O dia estava prestes a chegar a seu fim. Mutsuki estava em sua cama, olhando para o teto, com um livro sobre armas sobre seu peito, o qual possuía um marcador com a foto de Yuudachi. Estava tarde, de modo que ela não deveria estar acordada, não para seguir com sua rotina de treinamento.

Após algum tempo, ela se sentou na cama e olhou para os arredores. Quando finalmente se levantou, foi até o banheiro lavar o rosto e beber um pouco de água. Um som não muito alto foi ouvido do corredor, chamando sua atenção.

Quando abriu sua porta, pôde ver o quarto de Asashio levemente aberto com a luz ligada, então caminhou para ver se o som vinha dali. Sua dona não estava lá.

O quarto era estranhamente simples e muito bem organizado. De tudo que estava lá dentro, somente se destacava um coldre pendurado na cabeceira de sua cama, com uma pistola e uma faca presos a ele.

De lá, Mutsuki saiu em direção a cozinha, o lugar onde via Asashio com mais frequência. A falta de um barulho era algo incomum de se ver dentro daquelas paredes.

Um pouco antes de chegar a seu destino, vozes podiam ser ouvidas do corredor, ainda que baixas, embora não parecessem quererem disfarçar.

Respira… Um, dois… Um, dois.

Os gemidos de uma mulher reverberaram de forma angustiante, somado a uma respiração ofegante.

Mutsuki acelerou o passo, mas quando estava prestes a abrir a porta, ouviu uma frase que a impediu.

Eu não quero que as outras me vejam assim…

É, eu imagino… Quer mais gelo? Não faz mal se queimar um pouco.

Eu acho que vou matar alguém…

Segura minha mão.

Pelas vozes, Asashio e Matheus estavam lá. Mutsuki ficou ouvindo. Lá dentro, ambos estavam sentados na mesa, com ela segurando uma pedra de gelo em sua mão esquerda e a dele com a direita.

Se fizesse isso, como faria?

A Sagiri te pediu pra fazer isso comigo?

Não necessariamente, é que temos a mesma profissão.

Não disse que foi soldado?

Fui várias coisas, até pessoas diferentes… Pode se abrir comigo. Não tem como você falar algo que vá me impressionar.

Asashio respirou fundo algumas vezes e prosseguiu, apertando ainda mais a mão que segurava.

Eu… Começaria cortando seus tendões para não revidarem, depois, sem pressa, minha faca iria de unha por unha, dedo por dedo.

Tratamento legal de se aplicar em um criminoso de guerra.

Ha… Ha… Hahaha.

Asashio ria e gemia de forma não humana, desprovida de qualquer empatia, como quando uma criança se diverte arrancando as asas de um inseto.

Seu corpo ficou mais relaxado e os picos de tremedeira que tinha foram ficando cada vez mais distante dos outros.

Isso, Asashio, muito bem. Enquanto manter isso dentro de sua cabeça, as coisas se mantém nos conformes.

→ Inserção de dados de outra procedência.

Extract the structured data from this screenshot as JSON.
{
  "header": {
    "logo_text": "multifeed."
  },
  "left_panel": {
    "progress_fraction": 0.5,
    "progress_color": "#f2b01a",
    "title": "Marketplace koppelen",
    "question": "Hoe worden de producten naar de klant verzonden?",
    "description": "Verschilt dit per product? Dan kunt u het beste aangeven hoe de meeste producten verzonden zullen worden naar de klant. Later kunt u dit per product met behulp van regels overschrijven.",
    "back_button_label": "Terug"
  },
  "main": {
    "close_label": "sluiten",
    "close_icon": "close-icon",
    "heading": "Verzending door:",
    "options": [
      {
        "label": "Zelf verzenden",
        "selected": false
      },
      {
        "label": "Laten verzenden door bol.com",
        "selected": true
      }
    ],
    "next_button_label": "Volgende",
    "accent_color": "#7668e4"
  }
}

Como você se sente agora?

Me sinto péssima… Até quando eu vou lutar contra minha própria vontade, combatendo dia a dia contra mim mesma?

Até o dia em que parar de lembrar de si mesma. As garotas gostam muito de você e eu também. Continue assim e vai ver que vai ficar cada vez mais fácil se distrair. Não é nada demais, apenas mais um dia ruim.

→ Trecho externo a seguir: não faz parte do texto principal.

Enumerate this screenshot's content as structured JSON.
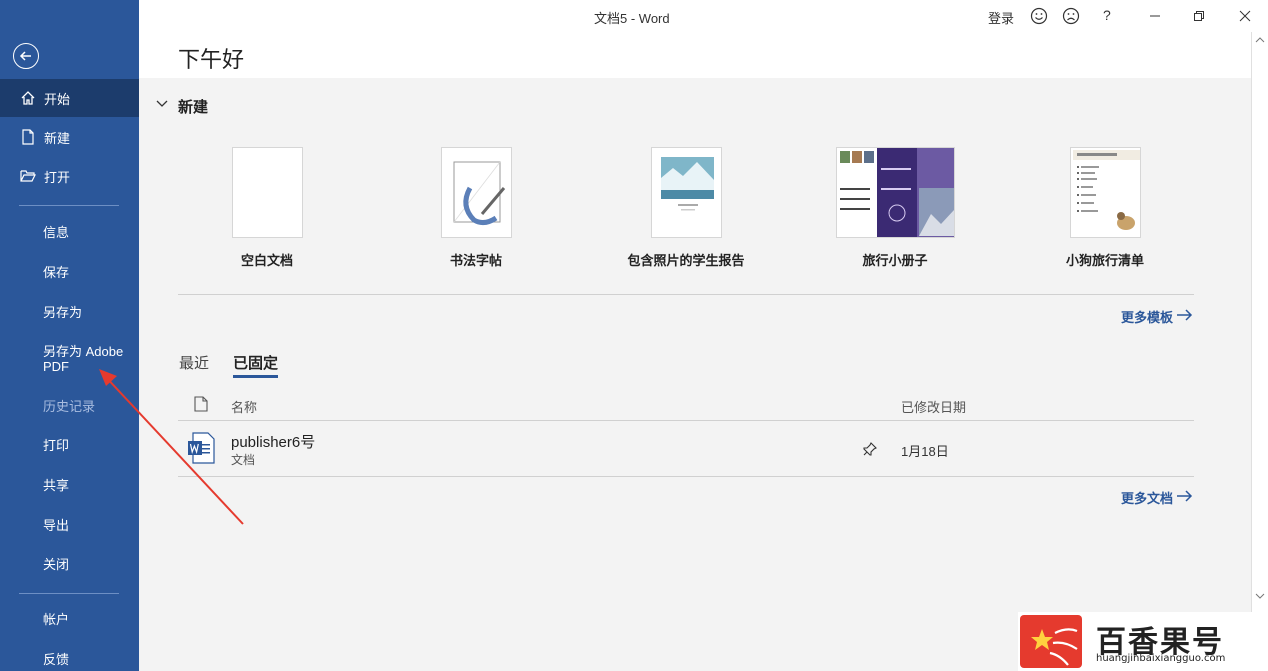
{
  "window": {
    "title": "文档5  -  Word",
    "login_label": "登录",
    "help_label": "?"
  },
  "sidebar": {
    "primary": [
      {
        "label": "开始",
        "icon": "home-icon",
        "active": true
      },
      {
        "label": "新建",
        "icon": "new-doc-icon"
      },
      {
        "label": "打开",
        "icon": "folder-open-icon"
      }
    ],
    "secondary": [
      {
        "label": "信息"
      },
      {
        "label": "保存"
      },
      {
        "label": "另存为"
      },
      {
        "label": "另存为 Adobe PDF"
      },
      {
        "label": "历史记录",
        "disabled": true
      },
      {
        "label": "打印"
      },
      {
        "label": "共享"
      },
      {
        "label": "导出"
      },
      {
        "label": "关闭"
      }
    ],
    "footer": [
      {
        "label": "帐户"
      },
      {
        "label": "反馈"
      }
    ]
  },
  "main": {
    "greeting": "下午好",
    "new_section": {
      "title": "新建",
      "templates": [
        {
          "label": "空白文档"
        },
        {
          "label": "书法字帖"
        },
        {
          "label": "包含照片的学生报告"
        },
        {
          "label": "旅行小册子"
        },
        {
          "label": "小狗旅行清单"
        }
      ],
      "more_label": "更多模板"
    },
    "recent_tabs": {
      "tabs": [
        "最近",
        "已固定"
      ],
      "active": "已固定"
    },
    "file_list": {
      "columns": {
        "name": "名称",
        "date": "已修改日期"
      },
      "rows": [
        {
          "name": "publisher6号",
          "type": "文档",
          "date": "1月18日",
          "pinned": true
        }
      ],
      "more_label": "更多文档"
    }
  },
  "watermark": {
    "brand": "百香果号",
    "url": "huangjinbaixiangguo.com"
  },
  "colors": {
    "sidebar": "#2b579a",
    "sidebar_active": "#1c3c6c",
    "accent": "#2b579a",
    "annotation_arrow": "#e53a2e"
  }
}
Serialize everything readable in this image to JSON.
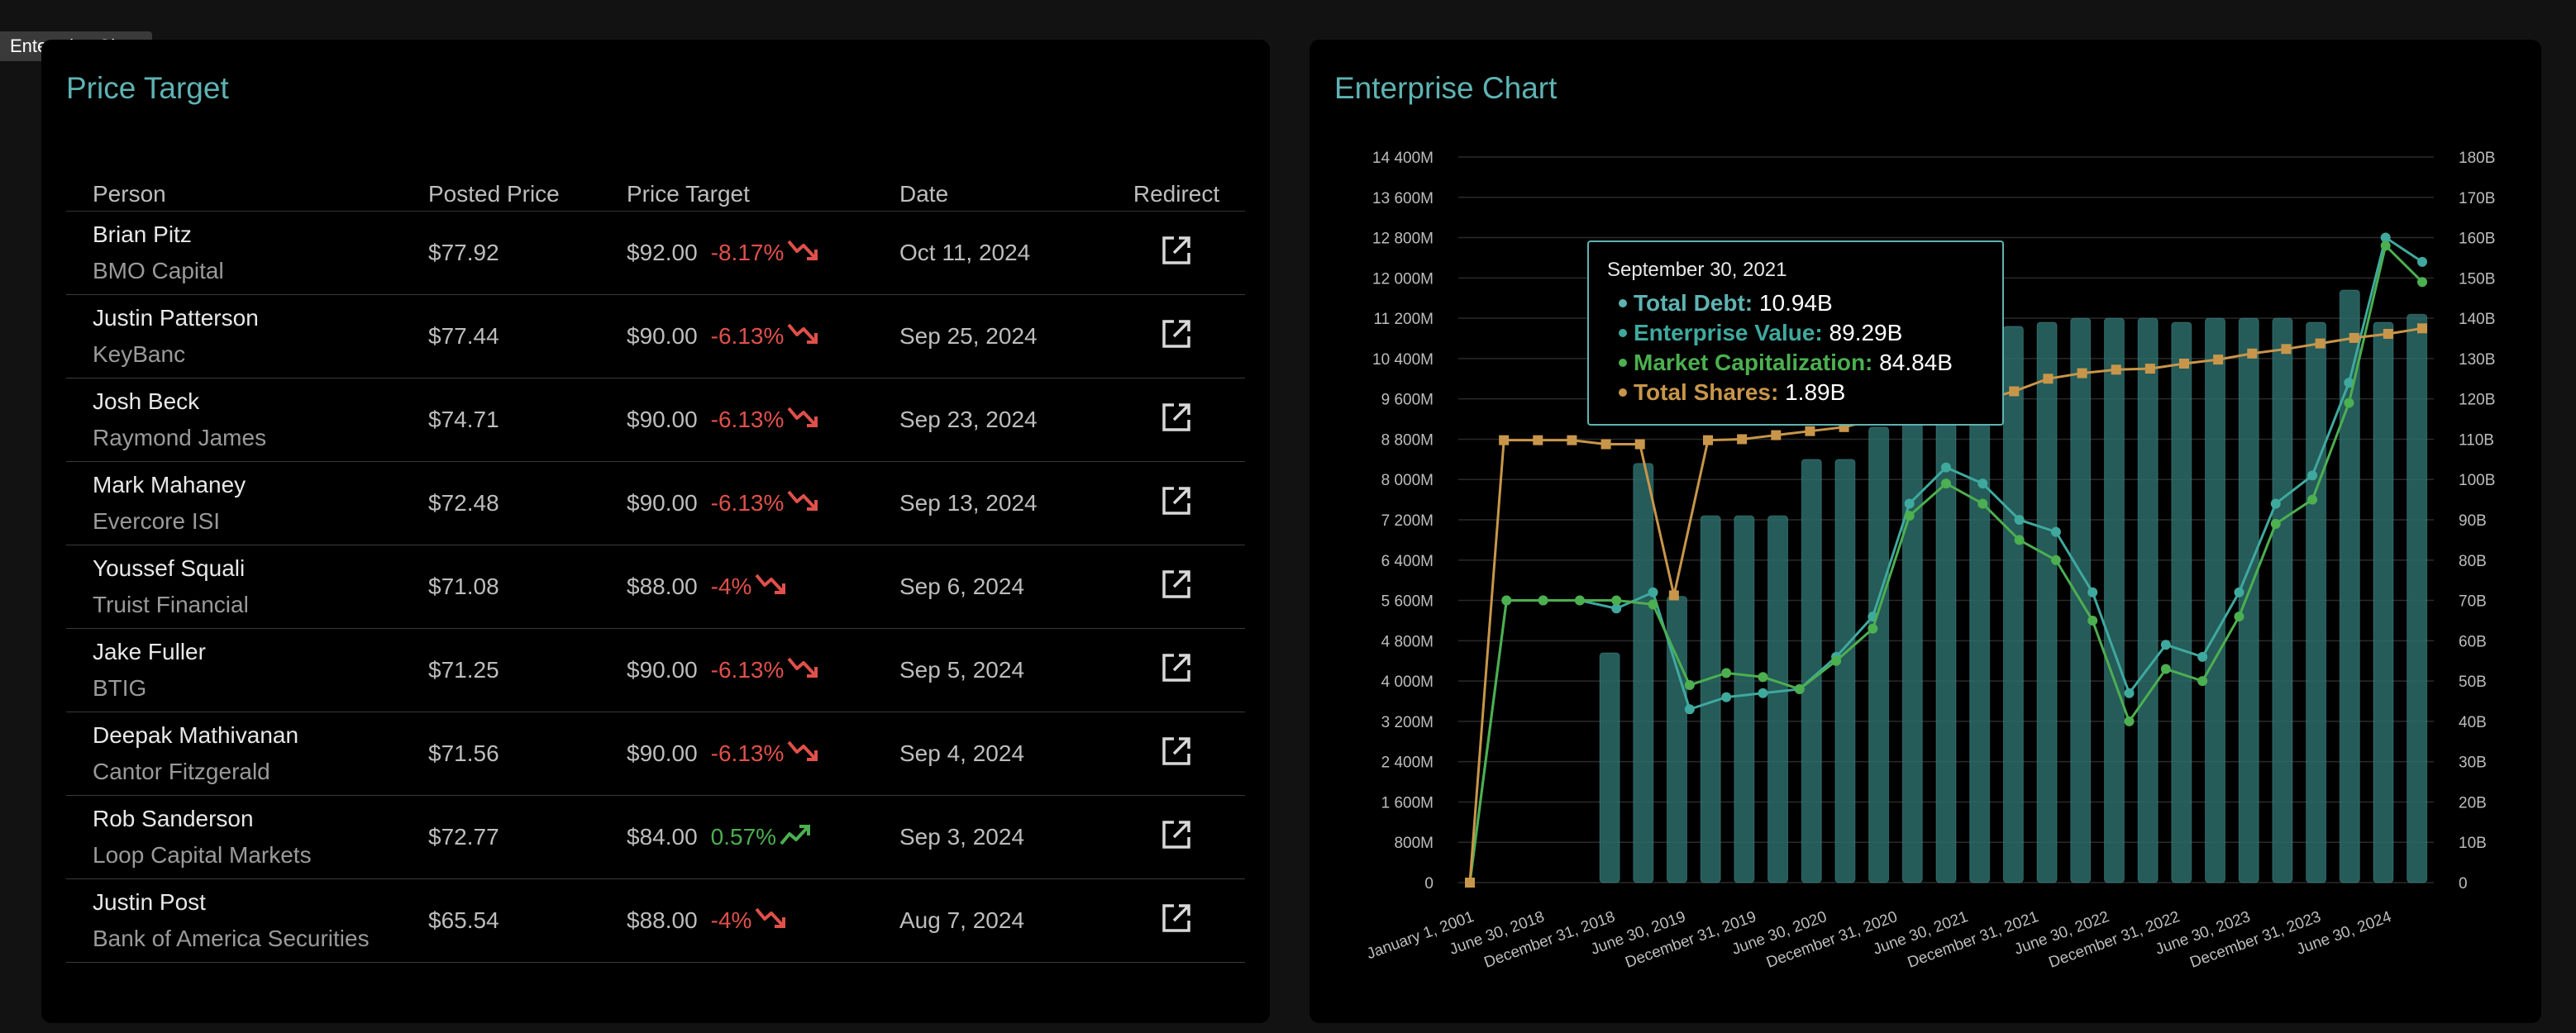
{
  "window_tag": "Enterprise Chart",
  "price_target": {
    "title": "Price Target",
    "columns": {
      "person": "Person",
      "posted": "Posted Price",
      "target": "Price Target",
      "date": "Date",
      "redirect": "Redirect"
    },
    "rows": [
      {
        "name": "Brian Pitz",
        "firm": "BMO Capital",
        "posted": "$77.92",
        "target": "$92.00",
        "pct": "-8.17%",
        "direction": "down",
        "date": "Oct 11, 2024"
      },
      {
        "name": "Justin Patterson",
        "firm": "KeyBanc",
        "posted": "$77.44",
        "target": "$90.00",
        "pct": "-6.13%",
        "direction": "down",
        "date": "Sep 25, 2024"
      },
      {
        "name": "Josh Beck",
        "firm": "Raymond James",
        "posted": "$74.71",
        "target": "$90.00",
        "pct": "-6.13%",
        "direction": "down",
        "date": "Sep 23, 2024"
      },
      {
        "name": "Mark Mahaney",
        "firm": "Evercore ISI",
        "posted": "$72.48",
        "target": "$90.00",
        "pct": "-6.13%",
        "direction": "down",
        "date": "Sep 13, 2024"
      },
      {
        "name": "Youssef Squali",
        "firm": "Truist Financial",
        "posted": "$71.08",
        "target": "$88.00",
        "pct": "-4%",
        "direction": "down",
        "date": "Sep 6, 2024"
      },
      {
        "name": "Jake Fuller",
        "firm": "BTIG",
        "posted": "$71.25",
        "target": "$90.00",
        "pct": "-6.13%",
        "direction": "down",
        "date": "Sep 5, 2024"
      },
      {
        "name": "Deepak Mathivanan",
        "firm": "Cantor Fitzgerald",
        "posted": "$71.56",
        "target": "$90.00",
        "pct": "-6.13%",
        "direction": "down",
        "date": "Sep 4, 2024"
      },
      {
        "name": "Rob Sanderson",
        "firm": "Loop Capital Markets",
        "posted": "$72.77",
        "target": "$84.00",
        "pct": "0.57%",
        "direction": "up",
        "date": "Sep 3, 2024"
      },
      {
        "name": "Justin Post",
        "firm": "Bank of America Securities",
        "posted": "$65.54",
        "target": "$88.00",
        "pct": "-4%",
        "direction": "down",
        "date": "Aug 7, 2024"
      }
    ],
    "colors": {
      "negative": "#e0504a",
      "positive": "#4caf50",
      "title": "#5fb3b3"
    },
    "icons": {
      "down": "trending-down-icon",
      "up": "trending-up-icon",
      "redirect": "external-link-icon"
    }
  },
  "enterprise_chart": {
    "title": "Enterprise Chart",
    "tooltip": {
      "date": "September 30, 2021",
      "lines": [
        {
          "label": "Total Debt:",
          "value": "10.94B",
          "color": "#5fb3b3"
        },
        {
          "label": "Enterprise Value:",
          "value": "89.29B",
          "color": "#3fa99e"
        },
        {
          "label": "Market Capitalization:",
          "value": "84.84B",
          "color": "#4caf50"
        },
        {
          "label": "Total Shares:",
          "value": "1.89B",
          "color": "#c8964a"
        }
      ]
    }
  },
  "chart_data": {
    "type": "bar",
    "title": "Enterprise Chart",
    "x_tick_labels": [
      "January 1, 2001",
      "June 30, 2018",
      "December 31, 2018",
      "June 30, 2019",
      "December 31, 2019",
      "June 30, 2020",
      "December 31, 2020",
      "June 30, 2021",
      "December 31, 2021",
      "June 30, 2022",
      "December 31, 2022",
      "June 30, 2023",
      "December 31, 2023",
      "June 30, 2024"
    ],
    "y_left_ticks": [
      "0",
      "800M",
      "1 600M",
      "2 400M",
      "3 200M",
      "4 000M",
      "4 800M",
      "5 600M",
      "6 400M",
      "7 200M",
      "8 000M",
      "8 800M",
      "9 600M",
      "10 400M",
      "11 200M",
      "12 000M",
      "12 800M",
      "13 600M",
      "14 400M"
    ],
    "y_right_ticks": [
      "0",
      "10B",
      "20B",
      "30B",
      "40B",
      "50B",
      "60B",
      "70B",
      "80B",
      "90B",
      "100B",
      "110B",
      "120B",
      "130B",
      "140B",
      "150B",
      "160B",
      "170B",
      "180B"
    ],
    "y_left_range": [
      0,
      14400
    ],
    "y_right_range": [
      0,
      180
    ],
    "grid": true,
    "series": [
      {
        "name": "Total Debt",
        "kind": "bar",
        "axis": "right",
        "color": "#5fb3b3",
        "values": [
          0,
          0,
          0,
          0,
          57,
          104,
          71,
          91,
          91,
          91,
          105,
          105,
          113,
          116,
          118,
          124,
          138,
          139,
          140,
          140,
          140,
          139,
          140,
          140,
          140,
          139,
          147,
          139,
          141
        ]
      },
      {
        "name": "Enterprise Value",
        "kind": "line",
        "axis": "right",
        "color": "#3fa99e",
        "values": [
          0,
          70,
          70,
          70,
          68,
          72,
          43,
          46,
          47,
          48,
          56,
          66,
          94,
          103,
          99,
          90,
          87,
          72,
          47,
          59,
          56,
          72,
          94,
          101,
          124,
          160,
          154
        ]
      },
      {
        "name": "Market Capitalization",
        "kind": "line",
        "axis": "right",
        "color": "#4caf50",
        "values": [
          0,
          70,
          70,
          70,
          70,
          69,
          49,
          52,
          51,
          48,
          55,
          63,
          91,
          99,
          94,
          85,
          80,
          65,
          40,
          53,
          50,
          66,
          89,
          95,
          119,
          158,
          149
        ]
      },
      {
        "name": "Total Shares",
        "kind": "line",
        "axis": "left",
        "color": "#c8964a",
        "values": [
          0,
          8780,
          8780,
          8780,
          8700,
          8700,
          5700,
          8780,
          8800,
          8880,
          8960,
          9040,
          9200,
          9400,
          9500,
          9560,
          9750,
          10000,
          10110,
          10180,
          10200,
          10300,
          10380,
          10500,
          10590,
          10700,
          10810,
          10890,
          11000
        ]
      }
    ]
  }
}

Mutsuki voltou para seu quarto melancólica após estas últimas palavras, cuidando seus passos para não fazerem barulho. Lá, atirou-se sobre a cama de forma a olhar fixamente para o teto por alguns instantes, então seus lábios se abriram.

— “Encontrar a luz onde ela não existe”…?

Depois disso, seus olhos se fecharam e ela dormiu profundamente.